Ringrazio anche i professori che hanno fatto parte della mia carriera universitaria che,
oltre ai corsi e agli esami, mi hanno dato molti insegnamenti riguardo il mondo
dell'ingegneria,dell'informatica e del lavoro che mi prospetterà.
Vorrei ringraziare la mia famiglia, a cui questo lavoro è dedicato, che mi ha permesso di
poter conseguire questo percorso, di far si che la passione per l'informatica possa diventare
il mio domani, insegnandomi a sempre perseverare e impegnarsi al massimo,anche se le
situazioni sono avverse, per raggiungere i propri obbiettivi.

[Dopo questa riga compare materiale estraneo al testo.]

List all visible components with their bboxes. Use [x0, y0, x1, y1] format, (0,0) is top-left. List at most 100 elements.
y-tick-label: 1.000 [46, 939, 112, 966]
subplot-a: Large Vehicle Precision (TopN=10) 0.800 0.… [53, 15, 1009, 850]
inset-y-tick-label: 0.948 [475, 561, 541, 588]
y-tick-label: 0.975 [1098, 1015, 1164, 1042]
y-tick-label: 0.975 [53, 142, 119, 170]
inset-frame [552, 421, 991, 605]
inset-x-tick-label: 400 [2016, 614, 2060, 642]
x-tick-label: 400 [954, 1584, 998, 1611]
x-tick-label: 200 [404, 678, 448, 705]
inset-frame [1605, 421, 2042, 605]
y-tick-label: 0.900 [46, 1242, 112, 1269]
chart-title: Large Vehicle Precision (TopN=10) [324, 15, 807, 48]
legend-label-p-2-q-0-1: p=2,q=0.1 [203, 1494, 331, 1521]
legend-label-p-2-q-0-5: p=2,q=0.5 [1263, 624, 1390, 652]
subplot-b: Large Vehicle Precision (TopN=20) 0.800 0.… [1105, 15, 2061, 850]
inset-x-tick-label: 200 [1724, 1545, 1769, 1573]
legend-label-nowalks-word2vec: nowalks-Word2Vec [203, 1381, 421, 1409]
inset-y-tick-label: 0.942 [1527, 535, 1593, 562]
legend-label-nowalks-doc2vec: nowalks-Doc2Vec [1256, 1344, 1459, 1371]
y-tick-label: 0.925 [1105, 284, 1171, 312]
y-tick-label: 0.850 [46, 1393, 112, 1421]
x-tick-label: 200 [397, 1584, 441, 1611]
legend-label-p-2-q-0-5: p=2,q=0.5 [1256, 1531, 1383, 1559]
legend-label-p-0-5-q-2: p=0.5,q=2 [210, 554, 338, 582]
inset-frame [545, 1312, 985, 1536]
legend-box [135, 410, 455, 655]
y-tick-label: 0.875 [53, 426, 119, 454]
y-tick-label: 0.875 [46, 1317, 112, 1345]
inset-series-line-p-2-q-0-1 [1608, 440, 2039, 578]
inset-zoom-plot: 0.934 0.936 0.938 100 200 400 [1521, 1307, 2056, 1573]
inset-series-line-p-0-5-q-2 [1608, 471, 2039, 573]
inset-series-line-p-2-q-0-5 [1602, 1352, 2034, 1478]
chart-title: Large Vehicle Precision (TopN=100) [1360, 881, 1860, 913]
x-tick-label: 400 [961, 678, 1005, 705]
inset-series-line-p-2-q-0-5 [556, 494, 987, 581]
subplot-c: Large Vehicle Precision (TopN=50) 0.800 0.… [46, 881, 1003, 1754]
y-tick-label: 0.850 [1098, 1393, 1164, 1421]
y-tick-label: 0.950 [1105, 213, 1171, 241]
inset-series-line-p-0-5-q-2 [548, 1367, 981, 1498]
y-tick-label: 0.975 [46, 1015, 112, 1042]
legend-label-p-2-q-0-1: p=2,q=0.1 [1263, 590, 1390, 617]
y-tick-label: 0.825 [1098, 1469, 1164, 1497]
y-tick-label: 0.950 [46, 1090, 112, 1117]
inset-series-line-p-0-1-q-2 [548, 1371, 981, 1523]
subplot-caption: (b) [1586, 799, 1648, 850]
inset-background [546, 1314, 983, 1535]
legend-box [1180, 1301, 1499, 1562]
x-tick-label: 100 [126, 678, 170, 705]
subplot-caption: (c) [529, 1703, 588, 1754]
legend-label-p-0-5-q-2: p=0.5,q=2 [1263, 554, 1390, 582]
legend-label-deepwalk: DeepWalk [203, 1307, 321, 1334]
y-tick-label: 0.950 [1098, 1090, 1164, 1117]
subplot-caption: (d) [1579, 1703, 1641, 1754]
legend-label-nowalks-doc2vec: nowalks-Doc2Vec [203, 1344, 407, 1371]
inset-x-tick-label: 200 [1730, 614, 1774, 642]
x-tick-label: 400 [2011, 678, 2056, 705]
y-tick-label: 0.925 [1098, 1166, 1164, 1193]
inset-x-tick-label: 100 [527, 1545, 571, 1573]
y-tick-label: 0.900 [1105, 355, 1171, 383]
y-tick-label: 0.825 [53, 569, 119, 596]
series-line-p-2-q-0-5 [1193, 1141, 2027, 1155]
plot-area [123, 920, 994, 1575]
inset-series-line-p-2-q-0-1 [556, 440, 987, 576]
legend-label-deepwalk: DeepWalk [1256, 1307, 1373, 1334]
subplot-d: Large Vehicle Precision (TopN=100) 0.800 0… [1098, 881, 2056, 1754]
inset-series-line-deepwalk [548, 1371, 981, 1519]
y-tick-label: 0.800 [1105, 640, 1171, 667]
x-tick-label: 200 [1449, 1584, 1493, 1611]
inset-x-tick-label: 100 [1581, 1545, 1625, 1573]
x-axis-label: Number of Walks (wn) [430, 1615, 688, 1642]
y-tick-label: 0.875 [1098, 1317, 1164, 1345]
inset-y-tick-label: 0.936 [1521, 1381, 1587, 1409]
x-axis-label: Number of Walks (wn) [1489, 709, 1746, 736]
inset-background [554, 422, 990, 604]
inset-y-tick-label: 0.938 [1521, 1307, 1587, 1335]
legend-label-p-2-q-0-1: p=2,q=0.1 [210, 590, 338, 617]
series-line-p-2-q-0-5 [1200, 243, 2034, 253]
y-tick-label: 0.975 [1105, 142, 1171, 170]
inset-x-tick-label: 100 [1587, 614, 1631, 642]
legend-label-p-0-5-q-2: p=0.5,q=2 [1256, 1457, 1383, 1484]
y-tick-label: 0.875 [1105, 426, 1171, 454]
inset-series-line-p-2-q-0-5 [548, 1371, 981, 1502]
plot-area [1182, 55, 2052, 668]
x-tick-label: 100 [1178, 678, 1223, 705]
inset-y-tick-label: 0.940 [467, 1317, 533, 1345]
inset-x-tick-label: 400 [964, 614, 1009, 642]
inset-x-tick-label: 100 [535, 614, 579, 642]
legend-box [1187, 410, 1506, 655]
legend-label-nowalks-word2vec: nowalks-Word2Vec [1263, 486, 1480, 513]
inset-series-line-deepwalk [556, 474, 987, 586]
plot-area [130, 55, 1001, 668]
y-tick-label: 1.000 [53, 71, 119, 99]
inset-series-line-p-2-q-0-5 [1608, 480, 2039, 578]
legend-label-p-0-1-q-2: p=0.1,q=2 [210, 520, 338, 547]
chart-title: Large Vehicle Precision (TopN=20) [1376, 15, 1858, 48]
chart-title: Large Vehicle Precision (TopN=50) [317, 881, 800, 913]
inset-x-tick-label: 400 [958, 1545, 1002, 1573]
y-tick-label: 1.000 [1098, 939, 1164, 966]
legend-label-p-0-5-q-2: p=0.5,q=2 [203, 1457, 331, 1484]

Ringrazio i miei amici di sempre, Fabio e Melania, ormai sono come dei fratelli acquisiti
per me, che mi hanno dato sempre tutto il sostegno necessario per affrontare a testa alta
ogni avversità.
Ringrazio tutta la “combriccola”, abbiamo condiviso per tanti anni molte tappe dei nostri
percorsi, affrontando alti e bassi, nonostante tutto siamo sempre più uniti,come una
seconda famiglia.
Ringrazio tutti i miei colleghi universitari, in particolare Fabiana, dove abbiamo condiviso
i corsi più impegnativi, gli esami più difficili, gli appunti più disparati e gli orari più strani
che uno studente universitario può affrontare sostenendoci l'uno con l'altro.
Ringrazio in oltre tutti i ragazzi del “Centro Polifunzionale Pier Paolo Pasolini” di
Casalnuovo di Napoli e i dipendenti comunali che la gestiscono, dove in questi anni, tra
una pausa caffè e un altro, confronti universitari, discussioni tra le più disparate, uscite e
cene mi hanno sempre sostenuto.
Infine ringrazio tutte le persone che non ci sono più e tutte le altre persone che non ho
citato che in un modo o nell'altro hanno fatto parte della mia vita in questi anni e che
hanno dato anche un piccolo contributo a quello che sono diventato.